To a reasonable person, this is an example of Federal policy harmful to the states, that ought be reformed. But why be reasonable when you can believe that changing a bad law without first punishing everyone who broke it will, like gay marriage, throw the universe into disorder?--turning policy questions into black-and-white, right-and-wrong matters of morality is so much easier on the brain. Arizona plays host to a rather large "unreasonable" subculture, of whitebread types who worry disproportionately about catching diseases from foreigners, who see every immigrant laborer as a sign that somewhere a Good White Person is slipping into poverty, who scream "No Amnesty!" and "What party of ILLEGAL don't you understand?", and who consequently would like to see Arizona enforce the failed Federal law.
That the motive is xenophobic bigotry is rather clear. No decent, non-bigoted person would hold it against someone that he didn't get into a queue that doesn't exist. (Check for yourself; there's no process for temporary or permanent immigrants from Mexico to simply fill out some paperwork, wait for it to be processed, and then come, Ellis Island-style.) Ordinarily this attitude is confined to poor illiterates, but in AZ it has a few exponents in high places, such as Russell Pearce, of Mesa. Pearce is to Mexicans what Captain Ahab is to Moby Dick; he lost an appendage abusing his badge and has had it out for brown folk ever since.
Led by Pearce, the legislature passed an employer-sanctions law in 2007. Illegal immigrants started to leave the state before the law even took effect. Victory to Pearce ("They broke the law. They're criminals," he said, apparently ignorant of the fact that being in the country without the right visa is merely unlawful, not criminal.) but to the rest of us, it looks like an economic contraction, and it has resulted in business moving out of the state, sometimes even to Mexico.
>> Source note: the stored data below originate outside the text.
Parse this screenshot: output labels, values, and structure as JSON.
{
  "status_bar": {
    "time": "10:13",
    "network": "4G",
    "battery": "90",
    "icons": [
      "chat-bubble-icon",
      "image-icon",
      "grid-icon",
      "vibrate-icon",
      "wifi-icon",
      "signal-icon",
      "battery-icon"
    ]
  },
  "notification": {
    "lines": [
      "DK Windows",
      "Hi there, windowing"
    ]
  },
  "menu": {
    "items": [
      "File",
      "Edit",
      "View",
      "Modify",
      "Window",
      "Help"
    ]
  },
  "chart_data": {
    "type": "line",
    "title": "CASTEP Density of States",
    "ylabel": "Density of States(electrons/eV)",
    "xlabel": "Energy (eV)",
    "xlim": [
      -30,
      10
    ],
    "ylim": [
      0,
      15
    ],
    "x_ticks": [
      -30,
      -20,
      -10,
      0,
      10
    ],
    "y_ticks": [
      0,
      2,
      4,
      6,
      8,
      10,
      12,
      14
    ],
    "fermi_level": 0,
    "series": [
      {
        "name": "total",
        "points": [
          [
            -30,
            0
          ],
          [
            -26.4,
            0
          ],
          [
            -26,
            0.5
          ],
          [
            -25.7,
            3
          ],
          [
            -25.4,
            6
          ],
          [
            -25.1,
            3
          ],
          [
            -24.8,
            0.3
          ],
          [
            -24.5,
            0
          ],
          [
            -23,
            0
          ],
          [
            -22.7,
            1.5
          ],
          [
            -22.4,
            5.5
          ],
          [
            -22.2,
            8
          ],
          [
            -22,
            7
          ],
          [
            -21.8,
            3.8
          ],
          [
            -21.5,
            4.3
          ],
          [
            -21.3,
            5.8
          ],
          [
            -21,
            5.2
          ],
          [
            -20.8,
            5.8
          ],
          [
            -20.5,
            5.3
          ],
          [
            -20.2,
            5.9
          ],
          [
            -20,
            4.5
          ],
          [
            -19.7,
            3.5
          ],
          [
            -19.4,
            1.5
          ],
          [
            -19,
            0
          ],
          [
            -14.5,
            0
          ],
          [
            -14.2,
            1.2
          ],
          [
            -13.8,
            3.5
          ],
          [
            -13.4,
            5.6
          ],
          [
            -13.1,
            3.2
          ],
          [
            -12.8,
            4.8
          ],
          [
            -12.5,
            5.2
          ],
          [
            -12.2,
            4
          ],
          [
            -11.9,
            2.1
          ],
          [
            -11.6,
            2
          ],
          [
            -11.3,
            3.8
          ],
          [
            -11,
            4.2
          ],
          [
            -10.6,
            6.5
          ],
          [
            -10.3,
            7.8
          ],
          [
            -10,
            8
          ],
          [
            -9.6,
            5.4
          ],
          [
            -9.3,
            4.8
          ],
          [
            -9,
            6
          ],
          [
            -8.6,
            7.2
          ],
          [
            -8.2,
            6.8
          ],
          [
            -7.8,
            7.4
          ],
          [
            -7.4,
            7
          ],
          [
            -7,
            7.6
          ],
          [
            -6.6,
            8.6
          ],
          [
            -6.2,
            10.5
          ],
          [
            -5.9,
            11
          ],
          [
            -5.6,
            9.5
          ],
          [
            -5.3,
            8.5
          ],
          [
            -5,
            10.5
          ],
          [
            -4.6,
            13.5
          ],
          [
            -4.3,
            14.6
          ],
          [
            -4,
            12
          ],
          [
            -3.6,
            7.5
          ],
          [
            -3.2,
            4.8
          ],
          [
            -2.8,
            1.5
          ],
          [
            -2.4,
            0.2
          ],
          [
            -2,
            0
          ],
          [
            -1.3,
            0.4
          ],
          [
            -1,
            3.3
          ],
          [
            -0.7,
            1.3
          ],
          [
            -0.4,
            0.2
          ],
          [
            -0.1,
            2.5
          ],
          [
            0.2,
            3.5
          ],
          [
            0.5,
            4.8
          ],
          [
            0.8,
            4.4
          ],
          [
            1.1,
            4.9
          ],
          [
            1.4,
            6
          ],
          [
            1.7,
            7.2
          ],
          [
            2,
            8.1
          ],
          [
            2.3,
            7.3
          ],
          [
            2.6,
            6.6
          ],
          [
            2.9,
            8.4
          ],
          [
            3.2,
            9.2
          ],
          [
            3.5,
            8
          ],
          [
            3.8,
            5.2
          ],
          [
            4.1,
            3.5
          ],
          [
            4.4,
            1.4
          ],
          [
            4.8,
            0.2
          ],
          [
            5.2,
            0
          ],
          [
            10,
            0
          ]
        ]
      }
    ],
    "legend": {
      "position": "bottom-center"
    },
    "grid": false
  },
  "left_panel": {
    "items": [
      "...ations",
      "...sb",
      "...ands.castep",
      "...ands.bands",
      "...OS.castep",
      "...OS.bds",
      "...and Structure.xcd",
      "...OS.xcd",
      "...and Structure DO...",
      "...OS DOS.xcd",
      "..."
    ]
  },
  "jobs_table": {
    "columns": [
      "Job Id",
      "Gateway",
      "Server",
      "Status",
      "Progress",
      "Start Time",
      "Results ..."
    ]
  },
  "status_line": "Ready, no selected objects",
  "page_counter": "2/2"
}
As things stand now, this policy, detrimental to all save those kooks who breathe easier when they see fewer Mexicans in the neighborhood, could be repealed by a simple act of the legislature. Passage of Proposition 202 would change that. On this 'blog I ordinarily go over the text of a measure with the readers. For this, I make an exception. I won't speak to the question of whether the employer sanctions law established by Prop 202 is better or worse than the one Pearce pushed through the legislature and got Governor Napolitano to sign in the mistaken belief it would stop him from trying for an initiative.
It's better in some ways, and worse in some ways, but more importantly, it is still just plain bad, and could only be repealed by another initiative. That means another million dollars and a vote that includes those mouthbreathing folk who hate the scary brown people for not waiting in the nonexistent queue.
Don't get caught up in some sort of "better employer sanctions law vs worse employer sanctions law" calculus. Vote "No" on Proposition 202 this year, to make it easy to repeal employer sanctions. That is, unless you really believe Jim Click should lose his license to sell cars if his manager "turns his head" while making a hire. But if you believed that, you probably wouldn't be reading this 'blog.